Dr Burton said just because many of the providers that operate in the community service industry are either charities or not-for-profit organisations, doesn’t mean they can operate in a way which defies the basic laws of commerce, or for that matter not fulfil their employer obligations.
“They still need to pay staff, rent, fuel, insurance, electricity and all other manner of outgoings, just like any other business.

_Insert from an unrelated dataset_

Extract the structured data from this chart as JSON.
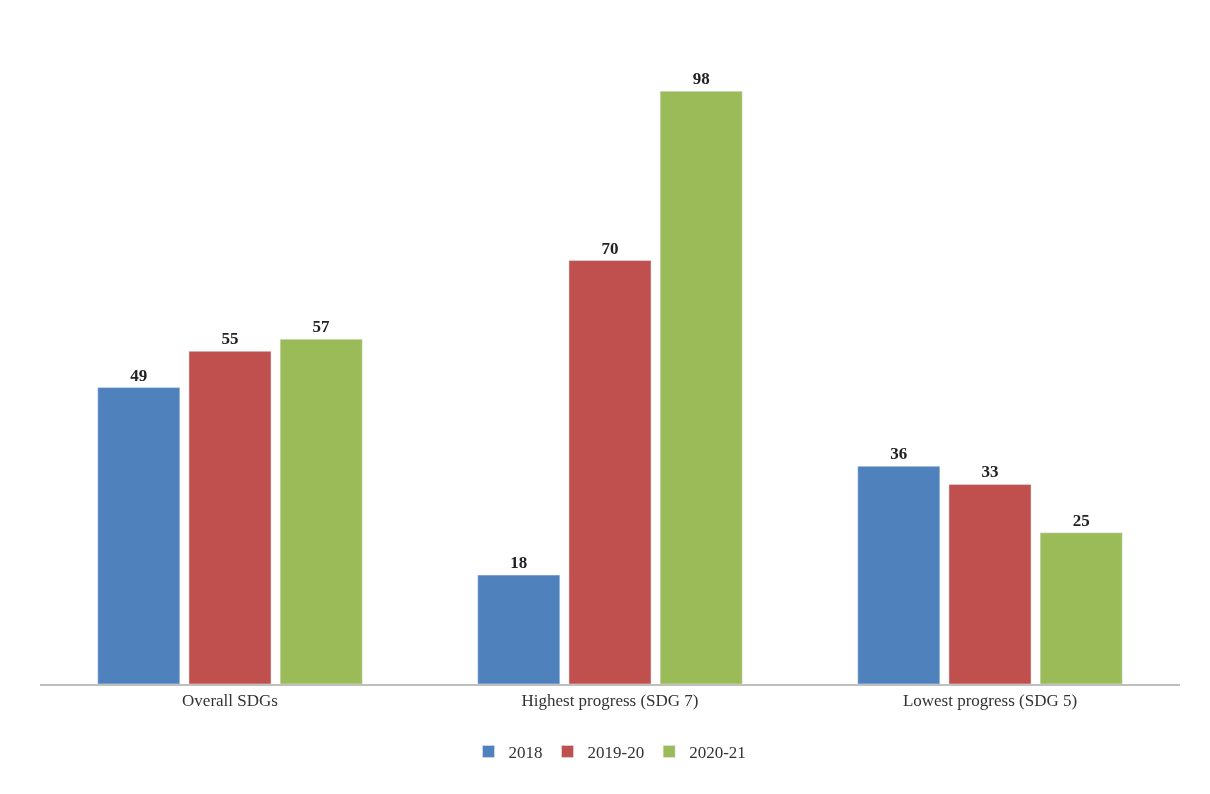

And if at the end of the day their outgoings are more than their incomings, then they will need to either increase their revenue, or reduce costs by cutting services or shedding staff or both, just to continue operating,” he said.
“Tasmania’s essential community service organisations are at the frontline of supporting Tasmanians in need and at a time when demand on community services is increasing due to high inflation and high interest rates, if we don’t receive a fair and reasonable funding increase we will effectively be going backwards.
“This could leave us in the invidious position of turning people away without the help they need or having no choice but to let staff go, which would be a simply terrible situation.
“The community services industry is a significant part of the Tasmanian economy as part of the Health Care and Social Assistance Sector, which employs around 15% of Tasmania’s total workforce and contributes more than 13% of Tasmania’s Gross State Product (GSP).
“Just some of the essential work we do includes helping Tasmanians to avoid ill health through support to stay active and eat well, providing financial counselling to address housing stress, as well as delivering literacy and digital skills to ensure young Tasmanians have the skills and confidence they need to gain employment.
“With inflation driving costs skyward, if we do not receive fair and reasonable funding from the Tasmanian Government there will be more people presenting to Emergency Departments, more people living on the streets and jobs will be lost,” Dr Burton concluded.
SIX KEY FACTS
- The community services industry is a significant part of our economy as part of the Health Care and Social Assistance Sector, which (last Financial Year 2021/22) employed around 15% of Tasmania’s total workforce and contributed 13.1% of GSP.
- With the current (December Quarter, 2022) annual inflation rate of 7.7% and a yearly average of 3.54% (December 2002 to December 2022), the indexation rate which has varied between zero and 3% over the last 20 years in Tasmania, is simply not enough.
- Last year our interstate equivalents received indexing of 4.6% in Victoria, 5.5% in New South Wales and 5.07% in Queensland — while for the Tasmanian community services industry it was just 3%.
- Tasmanian Government workers have received a nearly 10% wage increase over three years, while nationally the minimum wage and rise in the super guarantee increased wages for the industry by 5.1% last year.
- TasCOSS, in partnership with the community services industry Network of Peaks, has undertaken comprehensive research and calculated that an increase of 9.5% in Government funding is necessary just to maintain current jobs and service levels in the industry.
- We are seeking 9.5% indexation across Tasmanian Government funded community services for the 2023/24 Budget and a commitment to the introduction of a fit-for-purpose model for indexation from 2024/25.